Каждый вечер я молилась богу, чтобы он как-нибудь покарал Траутхен, потому что я сама не имею права этого сделать. Ведь Бог сказал: «Мне отмщение, и аз воздам». Но потом я подумала, что, может быть, господь избрал своим орудием меня, если до сих пор не отомстил еще Траутхен; ведь прошло уже три дня, как она наябедничала на меня из-за переводных картинок, и моему отцу пришлось заплатить за обои, хотя денег у него не так уж много.
Траутхен Мейзер учится со мной в одном классе, и жили мы раньше в одном доме. Хозяином этого дома был отец Траутхен. Он толстый и симпатичный. Я часто раздумываю над тем, почему у такого хорошего человека такой противный ребенок. Траутхен тоже толстая, но совсем не симпатичная, а жирная, пухлая и хитрая. Хенсхен Лаке, основатель шайки неистовых бандитов, членом которой я состою, называет ее гусеницей. Моя мать сказала как-то о господине Мейзере: «Он, наверно, любит опрокинуть рюмочку», но я слежу за ним и никогда еще не замечала, чтобы господин Мейзер что-нибудь опрокинул. Теперь у нас с ним вышел скандал из-за обоев и из-за того, что я окрасила Траутхен в синий цвет.

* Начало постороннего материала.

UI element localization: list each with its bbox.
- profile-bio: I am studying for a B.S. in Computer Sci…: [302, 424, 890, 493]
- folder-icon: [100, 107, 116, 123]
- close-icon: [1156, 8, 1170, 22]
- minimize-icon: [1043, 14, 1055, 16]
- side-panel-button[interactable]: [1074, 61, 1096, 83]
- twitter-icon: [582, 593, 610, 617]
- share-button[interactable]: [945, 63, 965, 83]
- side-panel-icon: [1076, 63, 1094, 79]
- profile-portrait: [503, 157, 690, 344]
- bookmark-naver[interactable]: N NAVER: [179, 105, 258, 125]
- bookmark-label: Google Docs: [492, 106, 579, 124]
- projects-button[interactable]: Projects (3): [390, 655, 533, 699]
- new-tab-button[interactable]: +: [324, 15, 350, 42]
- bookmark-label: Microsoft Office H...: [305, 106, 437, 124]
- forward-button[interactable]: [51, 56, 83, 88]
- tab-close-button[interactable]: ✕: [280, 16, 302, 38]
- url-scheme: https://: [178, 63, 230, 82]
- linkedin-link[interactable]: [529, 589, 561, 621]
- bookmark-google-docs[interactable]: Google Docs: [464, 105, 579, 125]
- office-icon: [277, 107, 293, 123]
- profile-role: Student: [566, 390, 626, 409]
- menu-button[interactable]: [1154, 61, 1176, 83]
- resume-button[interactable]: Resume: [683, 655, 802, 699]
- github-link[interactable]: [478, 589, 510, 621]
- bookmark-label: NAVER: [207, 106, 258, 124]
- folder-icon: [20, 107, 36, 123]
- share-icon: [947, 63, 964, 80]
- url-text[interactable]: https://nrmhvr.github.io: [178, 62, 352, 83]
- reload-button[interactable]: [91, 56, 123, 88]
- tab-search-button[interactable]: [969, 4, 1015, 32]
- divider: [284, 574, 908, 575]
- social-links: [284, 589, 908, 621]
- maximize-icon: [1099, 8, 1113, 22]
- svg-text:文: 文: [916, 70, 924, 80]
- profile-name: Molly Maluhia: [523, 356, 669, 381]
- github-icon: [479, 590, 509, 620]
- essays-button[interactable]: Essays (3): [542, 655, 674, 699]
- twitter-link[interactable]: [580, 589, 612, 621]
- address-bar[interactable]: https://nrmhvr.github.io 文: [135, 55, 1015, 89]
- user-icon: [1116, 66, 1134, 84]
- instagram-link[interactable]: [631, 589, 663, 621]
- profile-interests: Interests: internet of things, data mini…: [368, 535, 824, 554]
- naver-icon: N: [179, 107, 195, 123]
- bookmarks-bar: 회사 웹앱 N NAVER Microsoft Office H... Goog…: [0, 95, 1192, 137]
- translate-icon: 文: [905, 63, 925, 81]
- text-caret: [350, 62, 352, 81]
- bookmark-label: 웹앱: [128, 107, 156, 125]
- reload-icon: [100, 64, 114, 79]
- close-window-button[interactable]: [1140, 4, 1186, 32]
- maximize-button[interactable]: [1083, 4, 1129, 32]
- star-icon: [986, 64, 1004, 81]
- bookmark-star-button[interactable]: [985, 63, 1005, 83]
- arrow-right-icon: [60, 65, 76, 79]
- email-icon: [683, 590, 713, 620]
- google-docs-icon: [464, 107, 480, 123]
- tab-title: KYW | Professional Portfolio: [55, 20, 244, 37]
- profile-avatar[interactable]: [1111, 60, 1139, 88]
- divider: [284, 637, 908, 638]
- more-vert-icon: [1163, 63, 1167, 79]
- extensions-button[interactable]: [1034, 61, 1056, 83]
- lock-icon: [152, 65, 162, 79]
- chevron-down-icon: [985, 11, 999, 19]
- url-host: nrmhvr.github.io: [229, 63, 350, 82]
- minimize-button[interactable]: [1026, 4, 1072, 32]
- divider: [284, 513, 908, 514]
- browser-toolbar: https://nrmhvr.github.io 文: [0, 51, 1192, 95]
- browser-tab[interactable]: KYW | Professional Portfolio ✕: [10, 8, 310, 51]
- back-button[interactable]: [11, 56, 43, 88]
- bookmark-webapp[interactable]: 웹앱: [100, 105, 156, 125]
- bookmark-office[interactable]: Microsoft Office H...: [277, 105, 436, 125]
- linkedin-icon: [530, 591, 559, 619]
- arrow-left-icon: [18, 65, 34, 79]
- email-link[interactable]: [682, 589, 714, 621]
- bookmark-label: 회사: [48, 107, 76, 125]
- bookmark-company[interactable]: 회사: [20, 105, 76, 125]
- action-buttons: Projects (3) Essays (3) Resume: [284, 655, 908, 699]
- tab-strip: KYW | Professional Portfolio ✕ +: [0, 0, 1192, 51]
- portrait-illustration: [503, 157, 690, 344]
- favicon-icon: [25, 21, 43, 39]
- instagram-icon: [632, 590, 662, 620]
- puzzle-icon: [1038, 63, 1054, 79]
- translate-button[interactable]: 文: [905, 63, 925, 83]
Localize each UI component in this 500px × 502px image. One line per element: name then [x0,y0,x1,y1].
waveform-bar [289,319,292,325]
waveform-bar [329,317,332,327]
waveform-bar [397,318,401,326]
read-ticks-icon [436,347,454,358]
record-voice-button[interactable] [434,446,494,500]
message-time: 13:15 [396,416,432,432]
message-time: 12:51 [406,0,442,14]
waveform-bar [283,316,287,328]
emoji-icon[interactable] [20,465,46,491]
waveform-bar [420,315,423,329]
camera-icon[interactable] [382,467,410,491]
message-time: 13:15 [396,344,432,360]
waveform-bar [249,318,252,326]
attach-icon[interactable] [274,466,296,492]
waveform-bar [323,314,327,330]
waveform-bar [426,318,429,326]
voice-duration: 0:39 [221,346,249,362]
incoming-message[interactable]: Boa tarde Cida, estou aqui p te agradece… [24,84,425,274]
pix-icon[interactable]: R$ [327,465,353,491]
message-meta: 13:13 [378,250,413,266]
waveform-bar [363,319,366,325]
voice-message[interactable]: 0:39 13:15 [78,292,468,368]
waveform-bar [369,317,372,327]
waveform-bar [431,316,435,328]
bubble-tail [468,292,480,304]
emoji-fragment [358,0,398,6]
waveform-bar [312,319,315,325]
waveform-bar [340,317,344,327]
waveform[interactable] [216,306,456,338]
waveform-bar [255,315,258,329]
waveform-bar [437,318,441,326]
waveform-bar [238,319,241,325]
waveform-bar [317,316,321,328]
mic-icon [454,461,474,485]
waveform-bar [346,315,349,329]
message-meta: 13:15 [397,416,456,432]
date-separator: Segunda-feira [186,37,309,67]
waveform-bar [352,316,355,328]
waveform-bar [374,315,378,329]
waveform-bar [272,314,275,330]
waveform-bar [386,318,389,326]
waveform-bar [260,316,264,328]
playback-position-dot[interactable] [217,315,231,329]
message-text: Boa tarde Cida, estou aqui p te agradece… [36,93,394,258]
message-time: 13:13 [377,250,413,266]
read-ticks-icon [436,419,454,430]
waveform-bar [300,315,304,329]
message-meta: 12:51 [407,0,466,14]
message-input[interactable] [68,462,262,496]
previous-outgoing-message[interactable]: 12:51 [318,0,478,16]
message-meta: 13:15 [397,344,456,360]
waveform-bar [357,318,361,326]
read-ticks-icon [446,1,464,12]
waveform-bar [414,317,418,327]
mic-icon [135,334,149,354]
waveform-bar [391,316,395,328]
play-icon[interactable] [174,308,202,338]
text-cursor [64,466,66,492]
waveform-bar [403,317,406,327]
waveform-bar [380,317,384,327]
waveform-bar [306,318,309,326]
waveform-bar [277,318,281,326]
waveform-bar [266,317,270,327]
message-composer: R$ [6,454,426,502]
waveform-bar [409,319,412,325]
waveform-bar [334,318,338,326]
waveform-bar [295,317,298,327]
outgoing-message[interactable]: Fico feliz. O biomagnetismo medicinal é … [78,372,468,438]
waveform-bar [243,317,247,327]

Все началось из-за марки, которую я нашла, и из-за лечебного корсета. Когда мы были летом в Андернахе на Рейне, я всегда что-нибудь находила. Один раз нашла настоящее мужское обручальное кольцо, потом странный заостренный камень. Увидев его, мой папа закричал: «Окаменелость! Это совершенно определенно окаменелость». Он показал камень окружному судье, который жил вместе с нами в пансионе и за обедом всегда отбирал пудинг у своей жены и сам съедал его. Отец хотел передать камень в музей. Но слуга из пансиона установил, что это камень для точки кос, у него нет особого названия и он не имеет никакой исторической ценности.
Обручальное кольцо отец отнес в бюро находок — мама всегда говорит, что мой отец исключительно честная натура, она даже считает, что он иногда немного перебарщивает. По дороге в Броль, перед самым нашим отъездом, я нашла еще серебряный кошелечек. Увидела я его потому, что искала ядовитые грибы с интересными блестящими шляпками; из этих грибов я хотела устроить у себя в саду плантацию. Но мама сказала, что я всегда нахожу что-нибудь только потому, что хожу сгорбившись, и что мне необходим лечебный корсет.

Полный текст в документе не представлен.